There was no inflexion in his voice. He sounded more preoccupied than surprised. Sugarfoot felt sour about that. ‘Thought you might like to do a deal,’ he said.
He heard rustling in the background, and then a complaining zipper. ‘Sounds like you might be counting your take. Am I right?’
‘I’m busy,’ Pedersen said. ‘What do you want?’
‘Mate. Think about it. I can ruin your day.’
Pedersen said, ‘I seem to remember we ruined yours. We can do it again. Fuck off.’
Sugarfoot had the upper hand. He wasn’t fazed. ‘Suit yourself. I’ll just go and have a word with the jacks, what do you reckon? Or maybe that bloke you hit, that lawyer. I mean, if you won’t cough up for me, I bet he’ll be happy to.’
A pause. Then, ‘Get to the point.’
‘That is the point. You give me a percentage, or I dob you in.’
Another pause. ‘How much?’
‘That’s better,’ Sugarfoot said. ‘They reckoned on TV ten thousand, but the take was bigger, am I right?’
Pedersen replied warily, ‘Maybe.’
‘Well, what are we looking at?’
After a while, Pedersen said, ‘Around fifty thousand.’
‘Your cut’s what, sixteen, seventeen?’
Pedersen grunted.
‘So if I got, say, ten thousand off each of you, you still wouldn’t be out of pocket,’ Sugarfoot said. ‘I mean, I wouldn’t want all of it.’
There was a pause, then Pedersen said clearly, ‘And we come after you and blow your miserable brains out.’
Sugarfoot was enjoying this. ‘Not if there’s this envelope, it gets opened if anything happens to me.’
‘You been watching too many films,’ Pedersen said.
Sugarfoot straightened, his feet firm and set apart on the cement floor. ‘You’re in no position to fuck with me, pal. You collect the other two and meet me now, with the money.’
‘Can’t.’
‘What do you mean, you can’t? Do you want me to put the cops onto you?’
‘I mean we physically can’t make it. It will take a while to track Wyatt down.’
Sugarfoot considered. ‘All right, two this afternoon.’
‘I could need more time.’
‘Jesus. Four o’clock, no later.’
‘Where?’ Pedersen said.
‘I don’t trust you bastards. Somewhere nice and open. There’s a footbridge over the Yarra at Abbotsford, at the end of Gipps Street. Be on the middle of the bridge at four.’
‘On the bridge.’
‘Right in the middle,’ Sugarfoot said, ‘where I can see all three of you.’
See your faces, that look when you realise I’m picking you off from high ground somewhere.
He hung up.
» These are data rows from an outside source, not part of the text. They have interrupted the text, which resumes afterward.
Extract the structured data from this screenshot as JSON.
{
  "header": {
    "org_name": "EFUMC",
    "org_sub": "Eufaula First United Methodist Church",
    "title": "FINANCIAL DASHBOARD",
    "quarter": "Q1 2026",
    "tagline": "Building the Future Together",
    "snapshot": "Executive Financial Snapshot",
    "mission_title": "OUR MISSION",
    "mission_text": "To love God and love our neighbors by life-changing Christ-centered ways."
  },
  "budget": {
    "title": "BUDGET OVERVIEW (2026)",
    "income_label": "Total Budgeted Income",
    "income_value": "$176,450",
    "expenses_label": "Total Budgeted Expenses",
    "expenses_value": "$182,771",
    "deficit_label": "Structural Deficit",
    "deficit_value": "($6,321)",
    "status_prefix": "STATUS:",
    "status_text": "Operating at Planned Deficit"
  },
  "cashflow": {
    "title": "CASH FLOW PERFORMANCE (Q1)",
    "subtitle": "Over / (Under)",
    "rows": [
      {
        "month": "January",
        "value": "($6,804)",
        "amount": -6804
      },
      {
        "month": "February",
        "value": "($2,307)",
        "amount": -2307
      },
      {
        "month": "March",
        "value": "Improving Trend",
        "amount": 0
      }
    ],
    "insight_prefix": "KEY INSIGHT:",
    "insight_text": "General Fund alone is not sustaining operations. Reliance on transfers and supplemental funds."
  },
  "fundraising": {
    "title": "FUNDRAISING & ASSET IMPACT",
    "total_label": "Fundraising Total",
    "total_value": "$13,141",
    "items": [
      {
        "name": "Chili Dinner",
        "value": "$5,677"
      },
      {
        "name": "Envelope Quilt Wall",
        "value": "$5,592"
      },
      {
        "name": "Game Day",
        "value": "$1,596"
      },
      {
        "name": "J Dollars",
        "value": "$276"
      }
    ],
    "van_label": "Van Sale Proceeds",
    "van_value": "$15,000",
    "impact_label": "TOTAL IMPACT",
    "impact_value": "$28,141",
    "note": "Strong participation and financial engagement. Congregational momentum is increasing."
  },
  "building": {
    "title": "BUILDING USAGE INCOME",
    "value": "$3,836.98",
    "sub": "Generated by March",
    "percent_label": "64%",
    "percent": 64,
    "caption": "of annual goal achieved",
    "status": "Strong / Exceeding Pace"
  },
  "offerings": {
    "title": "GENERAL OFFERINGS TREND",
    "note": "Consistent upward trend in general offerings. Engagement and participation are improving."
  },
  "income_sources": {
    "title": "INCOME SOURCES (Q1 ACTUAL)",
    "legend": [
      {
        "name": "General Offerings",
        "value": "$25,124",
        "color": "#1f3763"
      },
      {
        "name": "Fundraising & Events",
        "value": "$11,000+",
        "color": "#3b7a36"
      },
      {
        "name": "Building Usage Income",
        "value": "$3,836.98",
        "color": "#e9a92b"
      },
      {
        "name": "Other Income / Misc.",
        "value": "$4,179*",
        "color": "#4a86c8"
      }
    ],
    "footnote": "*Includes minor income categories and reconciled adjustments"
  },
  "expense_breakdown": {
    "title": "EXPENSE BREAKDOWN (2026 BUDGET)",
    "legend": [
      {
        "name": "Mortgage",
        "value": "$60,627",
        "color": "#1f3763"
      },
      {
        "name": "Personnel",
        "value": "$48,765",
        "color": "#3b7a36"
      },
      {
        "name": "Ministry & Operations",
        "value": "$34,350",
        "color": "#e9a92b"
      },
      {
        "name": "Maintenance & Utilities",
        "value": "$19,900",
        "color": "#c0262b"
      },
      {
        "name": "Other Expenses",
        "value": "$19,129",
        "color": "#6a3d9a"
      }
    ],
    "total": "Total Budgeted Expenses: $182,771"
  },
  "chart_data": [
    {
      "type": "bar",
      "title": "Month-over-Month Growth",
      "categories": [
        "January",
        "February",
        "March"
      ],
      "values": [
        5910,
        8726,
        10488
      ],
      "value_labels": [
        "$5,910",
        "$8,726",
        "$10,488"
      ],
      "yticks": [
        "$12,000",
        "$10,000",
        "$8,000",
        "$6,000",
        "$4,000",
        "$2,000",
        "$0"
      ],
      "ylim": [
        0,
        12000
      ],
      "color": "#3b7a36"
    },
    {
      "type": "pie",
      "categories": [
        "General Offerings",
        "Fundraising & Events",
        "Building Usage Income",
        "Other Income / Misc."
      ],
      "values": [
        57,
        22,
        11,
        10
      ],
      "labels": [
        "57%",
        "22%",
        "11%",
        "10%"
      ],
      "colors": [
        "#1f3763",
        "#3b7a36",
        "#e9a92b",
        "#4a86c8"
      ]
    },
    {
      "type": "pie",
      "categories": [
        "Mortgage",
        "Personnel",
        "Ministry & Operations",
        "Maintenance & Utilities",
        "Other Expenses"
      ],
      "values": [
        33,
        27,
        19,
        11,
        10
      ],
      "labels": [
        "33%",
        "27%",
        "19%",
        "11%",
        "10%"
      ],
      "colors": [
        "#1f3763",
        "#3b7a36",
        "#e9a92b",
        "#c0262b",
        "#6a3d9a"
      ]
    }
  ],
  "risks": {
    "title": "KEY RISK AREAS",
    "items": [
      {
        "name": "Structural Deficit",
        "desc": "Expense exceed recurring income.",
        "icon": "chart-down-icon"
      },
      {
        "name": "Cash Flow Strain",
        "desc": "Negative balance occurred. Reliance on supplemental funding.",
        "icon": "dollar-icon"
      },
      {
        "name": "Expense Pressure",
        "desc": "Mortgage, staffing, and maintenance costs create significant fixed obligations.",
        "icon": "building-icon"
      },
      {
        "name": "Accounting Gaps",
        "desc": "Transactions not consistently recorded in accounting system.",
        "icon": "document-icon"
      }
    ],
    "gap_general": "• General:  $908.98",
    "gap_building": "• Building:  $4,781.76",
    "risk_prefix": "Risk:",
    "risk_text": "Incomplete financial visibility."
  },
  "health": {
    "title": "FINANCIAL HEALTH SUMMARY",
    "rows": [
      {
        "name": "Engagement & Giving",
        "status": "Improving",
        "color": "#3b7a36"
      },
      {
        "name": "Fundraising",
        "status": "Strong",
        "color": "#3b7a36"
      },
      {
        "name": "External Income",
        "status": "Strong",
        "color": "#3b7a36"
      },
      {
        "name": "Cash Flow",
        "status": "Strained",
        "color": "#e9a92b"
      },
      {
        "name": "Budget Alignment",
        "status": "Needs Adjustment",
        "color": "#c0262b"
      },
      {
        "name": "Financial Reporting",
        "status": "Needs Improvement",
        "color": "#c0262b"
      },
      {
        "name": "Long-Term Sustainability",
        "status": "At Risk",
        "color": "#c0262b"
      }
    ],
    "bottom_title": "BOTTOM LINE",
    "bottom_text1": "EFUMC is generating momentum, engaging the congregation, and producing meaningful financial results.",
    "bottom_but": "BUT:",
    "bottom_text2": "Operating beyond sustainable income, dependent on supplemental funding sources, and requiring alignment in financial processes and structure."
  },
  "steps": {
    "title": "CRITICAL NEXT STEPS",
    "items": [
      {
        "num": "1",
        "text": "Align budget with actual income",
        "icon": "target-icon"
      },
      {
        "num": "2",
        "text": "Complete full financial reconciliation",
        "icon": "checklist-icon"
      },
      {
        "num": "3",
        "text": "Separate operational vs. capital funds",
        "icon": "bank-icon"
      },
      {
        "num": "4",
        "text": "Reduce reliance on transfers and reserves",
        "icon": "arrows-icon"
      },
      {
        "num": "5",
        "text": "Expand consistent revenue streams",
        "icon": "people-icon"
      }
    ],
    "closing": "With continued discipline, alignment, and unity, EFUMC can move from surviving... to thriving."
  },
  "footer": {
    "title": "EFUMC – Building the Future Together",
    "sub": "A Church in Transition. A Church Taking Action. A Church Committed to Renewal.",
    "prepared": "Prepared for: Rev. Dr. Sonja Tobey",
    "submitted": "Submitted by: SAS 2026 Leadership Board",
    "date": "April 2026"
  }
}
He was going to need something a bit gutsier than the Kombi.
Like Ivan’s Statesman.
Thirty-six
They dressed again and had coffee and set out for the beach on foot. Wyatt could feel his heart and lungs working. The black soil was carpeted with winter grasses, scored here and there by plough lines and the mud eruptions of bogged farm vehicles. They skirted a chain of crisp puddles. The roadside grasses, starred and bearded with frost, reflected light from the mid-morning sun. By the time they reached the beach they could hear water dripping.
It was a windless day, grey with low clouds. But the sea must have heaved in the night, dumping seaweed and kelp along the shoreline. There were prints in the sand: a horse, a man with a crazy dog. They exchanged waves with a fisherman on the rocks.
Mostly they walked in companionable silence. Wyatt wondered if it was living alone, always in the present, that had made him unlucky. Love for him had become a brief release with women who would never know or understand what he did. The rest of the time he waited for treachery from people he was obliged to trust, and never could he relax his guard against the death dealer he’d never see, never meet. He felt that he’d almost lost the swift cleanness of his life, but things had changed now, he was in a position to see that it didn’t happen again.